# Machine learning overview

[![Open In Colab](https://colab.research.google.com/assets/colab-badge.svg)](https://colab.research.google.com/github/insop/ML_crash_course/blob/main/1_ml_overview.ipynb)

## Outline

- Objectives
- Target audiences
- Machine learning: what and examples
- Types of machine learning systems
- A short example
- Tutorials: numpy, pandas

## Objectives
- discuss high level ML overview
- review representative ML systems
- able to identify potential areas that AI/ML could be helpful
- understand the development cycle of AI/ML applications
- understand the end-to-end view of AI/ML applications

## Target audiences
- want to understand the high level view
    - read the notebook
- want to know how internals of ML system works
    - run the code in the notebook
- want to know
    - look at the material provided as references

## Machine learning: what and examples

### What is machine learning?

- a predictor $f$ takes some input $x$ and generates output $\hat{y}$
    - $x$ $\rightarrow$ $f$ $\rightarrow$ $\hat{y}$
- a predictor $f$ learns from training dataset
- to learn, prediction performance needs to be measured, such as prediction accuracy
- a predictor usually call ML model
- input can be structured or unstructured data

Machine learning is subfield of artificial intellegence, which includes statical machine learning and artificial neural netowrks.

In the following, we will introduce three task areas of ML: classfication, regressions, other types of prediction tasks.

#### Classification

- a binary classification predicts positive or negative output
    - $x$ $\rightarrow$ $f$ $\rightarrow$ $0$ or $1$
- examples of binary classfication
    - spam detection, is spam or not?
    - tagging offensive comments on discussion forums
- $k$ multiclass classification predicts one of $k$ classes
    - $x$ $\rightarrow$ $f$ $\rightarrow$ $0, 1, ..., (k-1)$
- examples of multiclass classfication
    - image classification
    - digit classification

Note that the binary classification is also known as a logistic regression, do not confused with the following regression task. Each dataset consist of an input and output label, which is a ground truth class for supervised training. We will discuss more on supervised machine learning.

#### Regression
- prediction output is real number, $\hat{y} \in \mathbb{R}$
- examples
    - housing price prediction given many features of the house
    - forcasting cmopany's revenue next year based on performance metrics


Regression is also called as linear regression, which has long history dated back 1809 by Gauss and  Legendre.

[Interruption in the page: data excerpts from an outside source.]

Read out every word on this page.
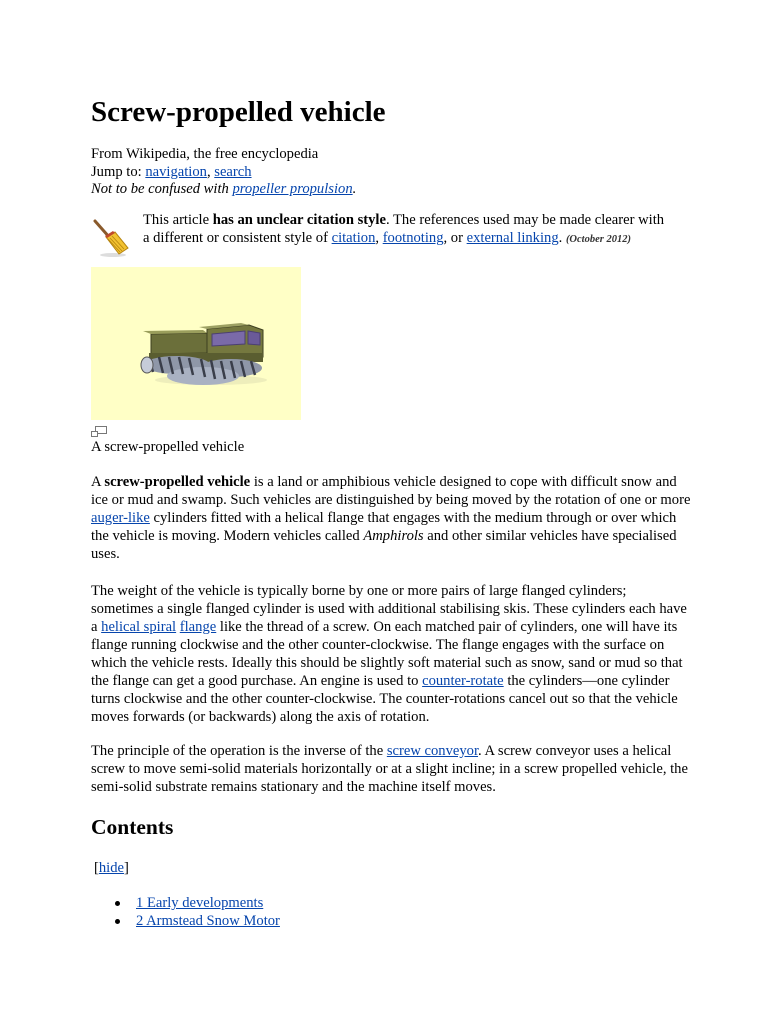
Screw-propelled vehicle
From Wikipedia, the free encyclopedia
Jump to: navigation, search
Not to be confused with propeller propulsion.
This article has an unclear citation style. The references used may be made clearer with a different or consistent style of citation, footnoting, or external linking. (October 2012)
A screw-propelled vehicle

A screw-propelled vehicle is a land or amphibious vehicle designed to cope with difficult snow and ice or mud and swamp. Such vehicles are distinguished by being moved by the rotation of one or more auger-like cylinders fitted with a helical flange that engages with the medium through or over which the vehicle is moving. Modern vehicles called Amphirols and other similar vehicles have specialised uses.

The weight of the vehicle is typically borne by one or more pairs of large flanged cylinders; sometimes a single flanged cylinder is used with additional stabilising skis. These cylinders each have a helical spiral flange like the thread of a screw. On each matched pair of cylinders, one will have its flange running clockwise and the other counter-clockwise. The flange engages with the surface on which the vehicle rests. Ideally this should be slightly soft material such as snow, sand or mud so that the flange can get a good purchase. An engine is used to counter-rotate the cylinders—one cylinder turns clockwise and the other counter-clockwise. The counter-rotations cancel out so that the vehicle moves forwards (or backwards) along the axis of rotation.

The principle of the operation is the inverse of the screw conveyor. A screw conveyor uses a helical screw to move semi-solid materials horizontally or at a slight incline; in a screw propelled vehicle, the semi-solid substrate remains stationary and the machine itself moves.

Contents
[hide]
1 Early developments
2 Armstead Snow Motor
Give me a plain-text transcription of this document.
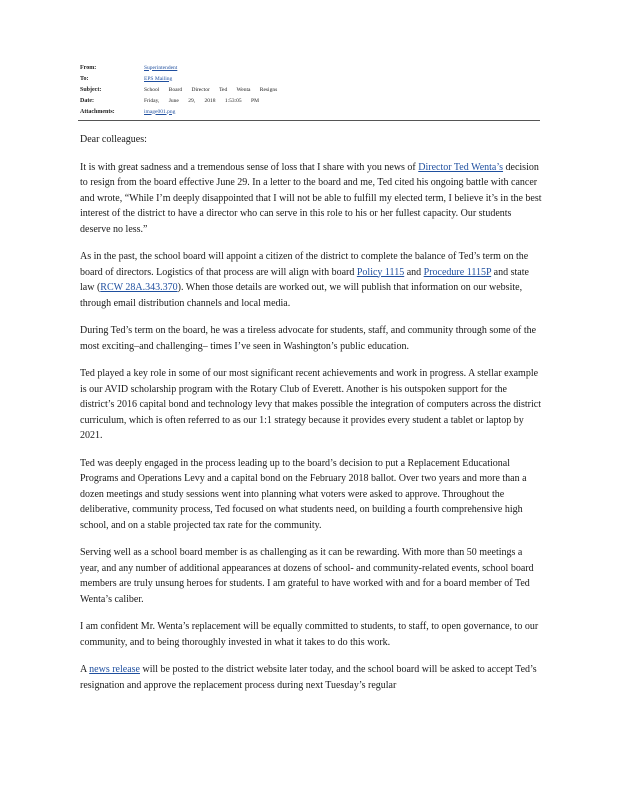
From:	Superintendent
To:	EPS Mailing
Subject:	School Board Director Ted Wenta Resigns
Date:	Friday, June 29, 2018 1:53:05 PM
Attachments:	image001.png

Dear colleagues:

It is with great sadness and a tremendous sense of loss that I share with you news of Director Ted Wenta’s decision to resign from the board effective June 29. In a letter to the board and me, Ted cited his ongoing battle with cancer and wrote, “While I’m deeply disappointed that I will not be able to fulfill my elected term, I believe it’s in the best interest of the district to have a director who can serve in this role to his or her fullest capacity. Our students deserve no less.”

As in the past, the school board will appoint a citizen of the district to complete the balance of Ted’s term on the board of directors. Logistics of that process are will align with board Policy 1115 and Procedure 1115P and state law (RCW 28A.343.370). When those details are worked out, we will publish that information on our website, through email distribution channels and local media.

During Ted’s term on the board, he was a tireless advocate for students, staff, and community through some of the most exciting–and challenging– times I’ve seen in Washington’s public education.

Ted played a key role in some of our most significant recent achievements and work in progress. A stellar example is our AVID scholarship program with the Rotary Club of Everett. Another is his outspoken support for the district’s 2016 capital bond and technology levy that makes possible the integration of computers across the district curriculum, which is often referred to as our 1:1 strategy because it provides every student a tablet or laptop by 2021.

Ted was deeply engaged in the process leading up to the board’s decision to put a Replacement Educational Programs and Operations Levy and a capital bond on the February 2018 ballot. Over two years and more than a dozen meetings and study sessions went into planning what voters were asked to approve. Throughout the deliberative, community process, Ted focused on what students need, on building a fourth comprehensive high school, and on a stable projected tax rate for the community.

Serving well as a school board member is as challenging as it can be rewarding. With more than 50 meetings a year, and any number of additional appearances at dozens of school- and community-related events, school board members are truly unsung heroes for students. I am grateful to have worked with and for a board member of Ted Wenta’s caliber.

I am confident Mr. Wenta’s replacement will be equally committed to students, to staff, to open governance, to our community, and to being thoroughly invested in what it takes to do this work.

A news release will be posted to the district website later today, and the school board will be asked to accept Ted’s resignation and approve the replacement process during next Tuesday’s regular
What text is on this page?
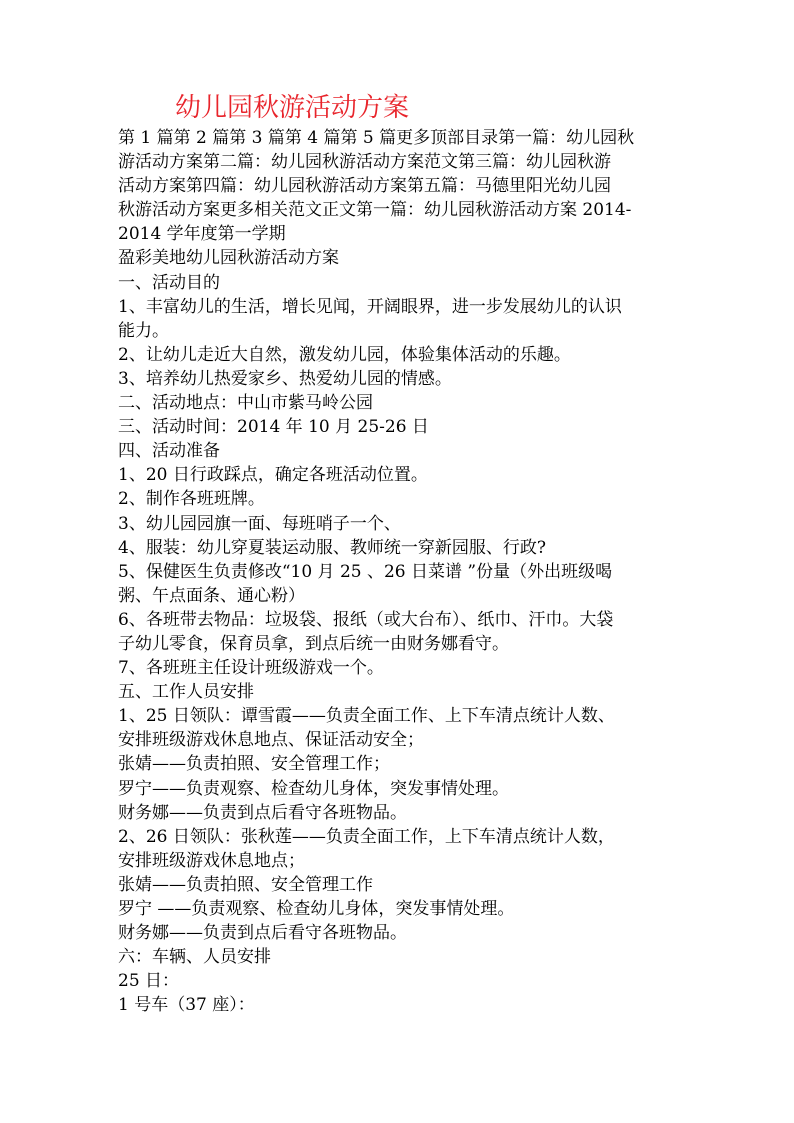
幼儿园秋游活动方案
第 1 篇第 2 篇第 3 篇第 4 篇第 5 篇更多顶部目录第一篇：幼儿园秋
游活动方案第二篇：幼儿园秋游活动方案范文第三篇：幼儿园秋游
活动方案第四篇：幼儿园秋游活动方案第五篇：马德里阳光幼儿园
秋游活动方案更多相关范文正文第一篇：幼儿园秋游活动方案 2014-
2014 学年度第一学期
盈彩美地幼儿园秋游活动方案
一、活动目的
1、丰富幼儿的生活，增长见闻，开阔眼界，进一步发展幼儿的认识
能力。
2、让幼儿走近大自然，激发幼儿园，体验集体活动的乐趣。
3、培养幼儿热爱家乡、热爱幼儿园的情感。
二、活动地点：中山市紫马岭公园
三、活动时间：2014 年 10 月 25-26 日
四、活动准备
1、20 日行政踩点，确定各班活动位置。
2、制作各班班牌。
3、幼儿园园旗一面、每班哨子一个、
4、服装：幼儿穿夏装运动服、教师统一穿新园服、行政?
5、保健医生负责修改“10 月 25 、26 日菜谱 ”份量（外出班级喝
粥、午点面条、通心粉）
6、各班带去物品：垃圾袋、报纸（或大台布）、纸巾、汗巾。大袋
子幼儿零食，保育员拿，到点后统一由财务娜看守。
7、各班班主任设计班级游戏一个。
五、工作人员安排
1、25 日领队：谭雪霞——负责全面工作、上下车清点统计人数、
安排班级游戏休息地点、保证活动安全；
张婧——负责拍照、安全管理工作；
罗宁——负责观察、检查幼儿身体，突发事情处理。
财务娜——负责到点后看守各班物品。
2、26 日领队：张秋莲——负责全面工作，上下车清点统计人数，
安排班级游戏休息地点；
张婧——负责拍照、安全管理工作
罗宁 ——负责观察、检查幼儿身体，突发事情处理。
财务娜——负责到点后看守各班物品。
六：车辆、人员安排
25 日：
1 号车（37 座）：
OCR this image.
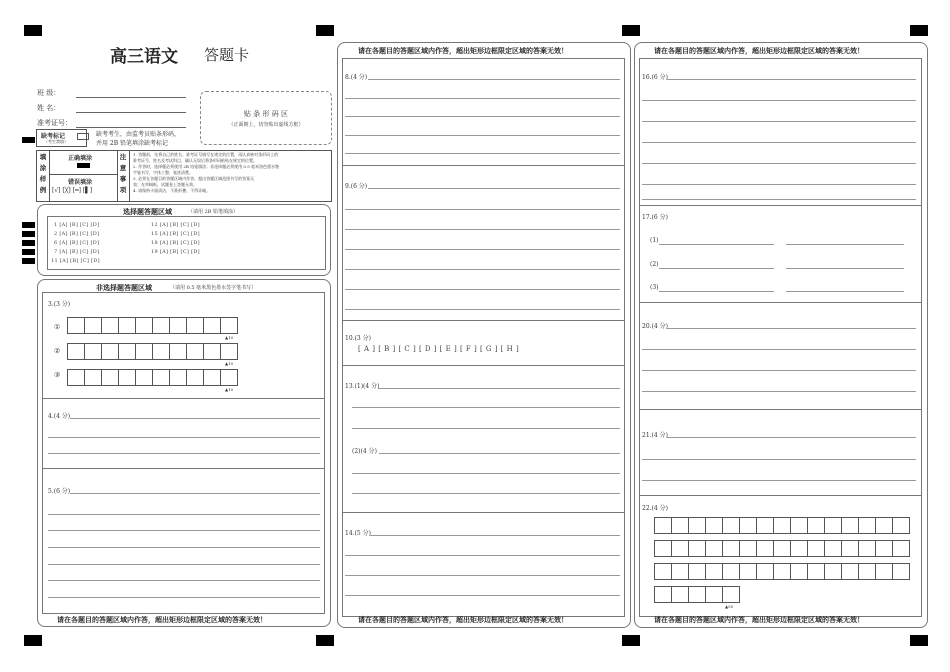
高三语文 答题卡
班 级：
姓 名：
准考证号：
贴 条 形 码 区
（正面朝上，切勿贴出虚线方框）
缺考标记
（考生禁填）
缺考考生，由监考员贴条形码，
并用 2B 铅笔填涂缺考标记
填
涂
样
例
正确填涂
错误填涂
[√] [╳] [━] [▌]
注
意
事
项
1. 答题前，先将自己的姓名、准考证号填写在规定的位置，再认真核对条形码上的
准考证号、姓名及考试科目，确认无误后将条形码粘贴在规定的位置。
2. 作答时，选择题必须使用 2B 铅笔填涂；非选择题必须使用 0.5 毫米黑色墨水签
字笔书写，字体工整、笔迹清楚。
3. 必须在各题目的答题区域内作答，超出答题区域范围书写的答案无
效；在草稿纸、试题卷上答题无效。
4. 请保持卡面清洁，不准折叠、不得弄破。
选择题答题区域	（请用 2B 铅笔填涂）
1 [A] [B] [C] [D]
2 [A] [B] [C] [D]
6 [A] [B] [C] [D]
7 [A] [B] [C] [D]
11 [A] [B] [C] [D]
12 [A] [B] [C] [D]
15 [A] [B] [C] [D]
18 [A] [B] [C] [D]
19 [A] [B] [C] [D]
非选择题答题区域	（请用 0.5 毫米黑色墨水签字笔书写）
3.(3 分)
①
②
③
▲10
▲10
▲10
4.(4 分)
5.(6 分)
请在各题目的答题区域内作答，超出矩形边框限定区域的答案无效！
请在各题目的答题区域内作答，超出矩形边框限定区域的答案无效！
8.(4 分)
9.(6 分)
10.(3 分)
[ A ] [ B ] [ C ] [ D ] [ E ] [ F ] [ G ] [ H ]
13.(1)(4 分)
(2)(4 分)
14.(5 分)
请在各题目的答题区域内作答，超出矩形边框限定区域的答案无效！
请在各题目的答题区域内作答，超出矩形边框限定区域的答案无效！
16.(6 分)
17.(6 分)
(1)
(2)
(3)
20.(4 分)
21.(4 分)
22.(4 分)
▲50
请在各题目的答题区域内作答，超出矩形边框限定区域的答案无效！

#### Other types of prediction tasks
- any other types of model predicts complex objects
- task could often decomposed or cascade with one or more classification and regression tasks
- examples:
    - object detection: predicts object types and locations
    - language translatoin: given input language and translate to other language

The other types of tasks sound daunting, but they are essentially built by more simpler regression and classfication tassk.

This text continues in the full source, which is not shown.